Infp + Mdd

I've been daydreaming since early childhood. My parents were/are odd people, they fought and they isolated me to a degree. I wanted more interaction than I had, basically.

I always had various story lines that were short lived and meaningless, until I was 14. I had a dream about a person and the daydream that I have now was sparked. I'm 21 now, and my daydream is extremely extensive and developed.

I haven't seen this before: I have three main characters in my daydream. One is based on myself, just idealized, and the other tow are based off two people that I am very attracted to, who are both celebrities. All three of these characters have personalities that are basically offshoots of my own, meaning, I divided my own real personality into three. I assign my own personality traits to these daydream people.

This really is embarrassing, but I can honestly say that I love these people that I made up. Sometimes, when I'm sick or high, the daydreams become so vivid and emotionally charged that my entire body becomes overwhelmed with feeling. That feeling itself is like a high, and I crave and chase it. It's wild but, I often get the high from a certain scenario I envision, and then I try to replicate it. Chasing the dragon. It can never be replicated, but I try and try.

I suppose I'm already an idealistic person, but the daydreams make that occur even more so. I have real life friends, and a real life boyfriend, but the interaction is usually unsatisfying. It's just easier to daydream.

I don't do this in public/real life. I do at at home and stuff. It doesn't distract me from things that I have to do, but I do realize that I would be more social if I wasn't doing this.

I'm also a full fledged INFP, which I think is co-morbid with MDD.
Kurtface Kurtface
18-21, F
2 Responses Nov 21, 2012

Yep, INFP hardout affiliated with MD (I dont call it a disorder ;) I am INFP or INFJ depending on the test. Mine surfaced around age 14, and left me around mid 20s. I'm now 30 and its back! Same stories. Are you still on EP? I see this post is quite old. Love to chat is you're keen

This is almost my exact story. I created about 2 different story lines that went on for almost a year before I created 1 that I've played over and over and in my head. Whenever I get bored of it, I just start it over and create new details. By now it's gotten really really in depth. I have 2 main characters. One that is an idealized version of myself, and one that is my ideal lover. There's also lots of other characters. I'm also an INFP personality. We have this ability to go easily go in and out of what they call a 'hermit' state, where we easily get lost in our thoughts. That trait definitely feeds our MDD. I get really into the emotions and story line. Sometimes I'm more into this story than real life. But then sometimes it fades away. The intensity of my daydreams come in waves.

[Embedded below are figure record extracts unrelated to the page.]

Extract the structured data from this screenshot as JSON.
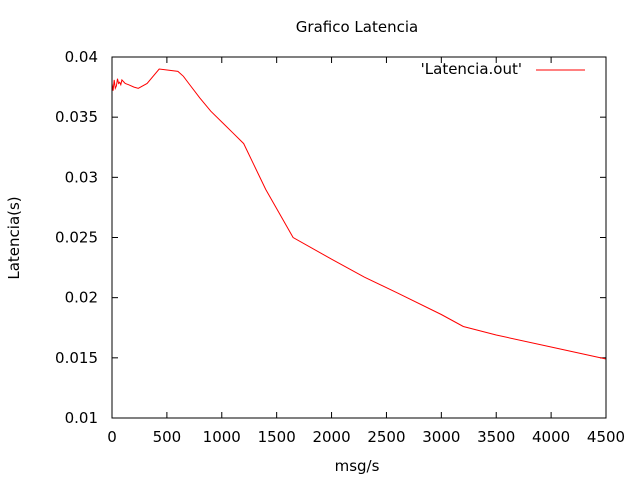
{
  "chart_data": {
    "type": "line",
    "title": "Grafico Latencia",
    "xlabel": "msg/s",
    "ylabel": "Latencia(s)",
    "xlim": [
      0,
      4500
    ],
    "ylim": [
      0.01,
      0.04
    ],
    "x_ticks": [
      0,
      500,
      1000,
      1500,
      2000,
      2500,
      3000,
      3500,
      4000,
      4500
    ],
    "y_ticks": [
      0.01,
      0.015,
      0.02,
      0.025,
      0.03,
      0.035,
      0.04
    ],
    "x_tick_labels": [
      "0",
      "500",
      "1000",
      "1500",
      "2000",
      "2500",
      "3000",
      "3500",
      "4000",
      "4500"
    ],
    "y_tick_labels": [
      "0.01",
      "0.015",
      "0.02",
      "0.025",
      "0.03",
      "0.035",
      "0.04"
    ],
    "grid": false,
    "legend_position": "top-right",
    "series": [
      {
        "name": "'Latencia.out'",
        "color": "#ff0000",
        "x": [
          0,
          10,
          20,
          30,
          40,
          50,
          60,
          70,
          80,
          90,
          100,
          120,
          150,
          200,
          240,
          320,
          430,
          520,
          600,
          650,
          700,
          800,
          900,
          1000,
          1100,
          1200,
          1400,
          1650,
          2000,
          2300,
          2600,
          3000,
          3200,
          3500,
          4000,
          4500
        ],
        "y": [
          0.0378,
          0.0372,
          0.0381,
          0.0374,
          0.0376,
          0.0382,
          0.0378,
          0.0379,
          0.0377,
          0.0381,
          0.038,
          0.0378,
          0.0377,
          0.0375,
          0.0374,
          0.0378,
          0.039,
          0.0389,
          0.0388,
          0.0384,
          0.0378,
          0.0366,
          0.0355,
          0.0346,
          0.0337,
          0.0328,
          0.029,
          0.025,
          0.0232,
          0.0217,
          0.0204,
          0.0186,
          0.0176,
          0.0169,
          0.0159,
          0.0149
        ]
      }
    ]
  }
}
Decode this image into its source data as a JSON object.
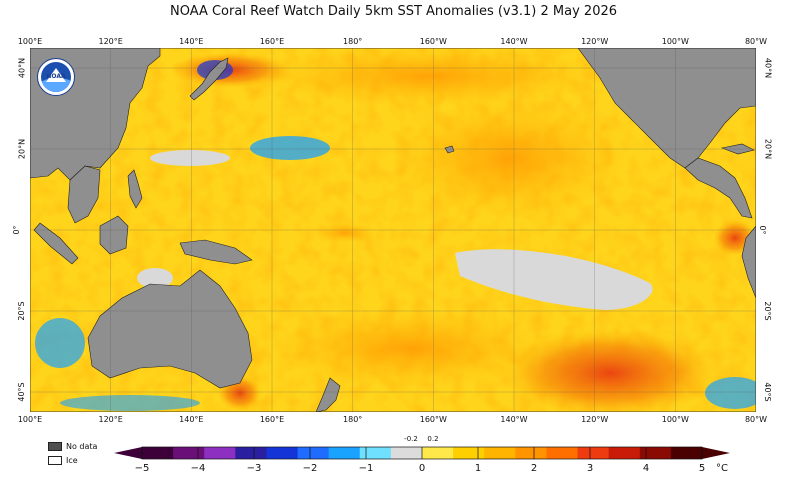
{
  "title": "NOAA Coral Reef Watch Daily 5km SST Anomalies  (v3.1)   2 May 2026",
  "logo_text": "NOAA",
  "longitude_labels": [
    "100°E",
    "120°E",
    "140°E",
    "160°E",
    "180°",
    "160°W",
    "140°W",
    "120°W",
    "100°W",
    "80°W"
  ],
  "latitude_labels": [
    "40°N",
    "20°N",
    "0°",
    "20°S",
    "40°S"
  ],
  "legend": {
    "no_data": "No data",
    "ice": "Ice"
  },
  "colorbar": {
    "tick_labels": [
      "−5",
      "−4",
      "−3",
      "−2",
      "−1",
      "0",
      "1",
      "2",
      "3",
      "4",
      "5"
    ],
    "near_zero_labels": [
      "-0.2",
      "0.2"
    ],
    "unit": "°C",
    "colors": [
      "#3d0038",
      "#6a0f77",
      "#8d2fc0",
      "#2a1fa0",
      "#1434d8",
      "#1f6cff",
      "#1aa2ff",
      "#6fe0ff",
      "#dcdcdc",
      "#ffe94a",
      "#ffd000",
      "#ffb400",
      "#ff9300",
      "#ff6f00",
      "#ee3b10",
      "#c81c08",
      "#8a0a04",
      "#4a0000"
    ]
  },
  "colors": {
    "land": "#8f8f8f",
    "no_data": "#505050",
    "ice": "#ffffff",
    "warm_base": "#ffd51c"
  }
}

Wow. I'm almost 30 and just figuring out what this is. I've been doing it as long as I can remember. It's obviously tied to introversion and idealism. Just seems like such an odd thing to do. I don't feel like it takes a whole lot away from my life. As an introvert I like to spend a lot of time alone anyway but I guess I do prefer my fantasy people to real life people and that's why I continue to do it. I guess I don't really see it as a disorder. Expect, I do see how real people will never live up to my fantasies so that's obviously not helpful. I also find that I fantasise about things I wish I could do but that I can't do for whatever reason so I can definitely see how that's maladaptive. Still I don't see it as being overly harmful if you can keep it in check.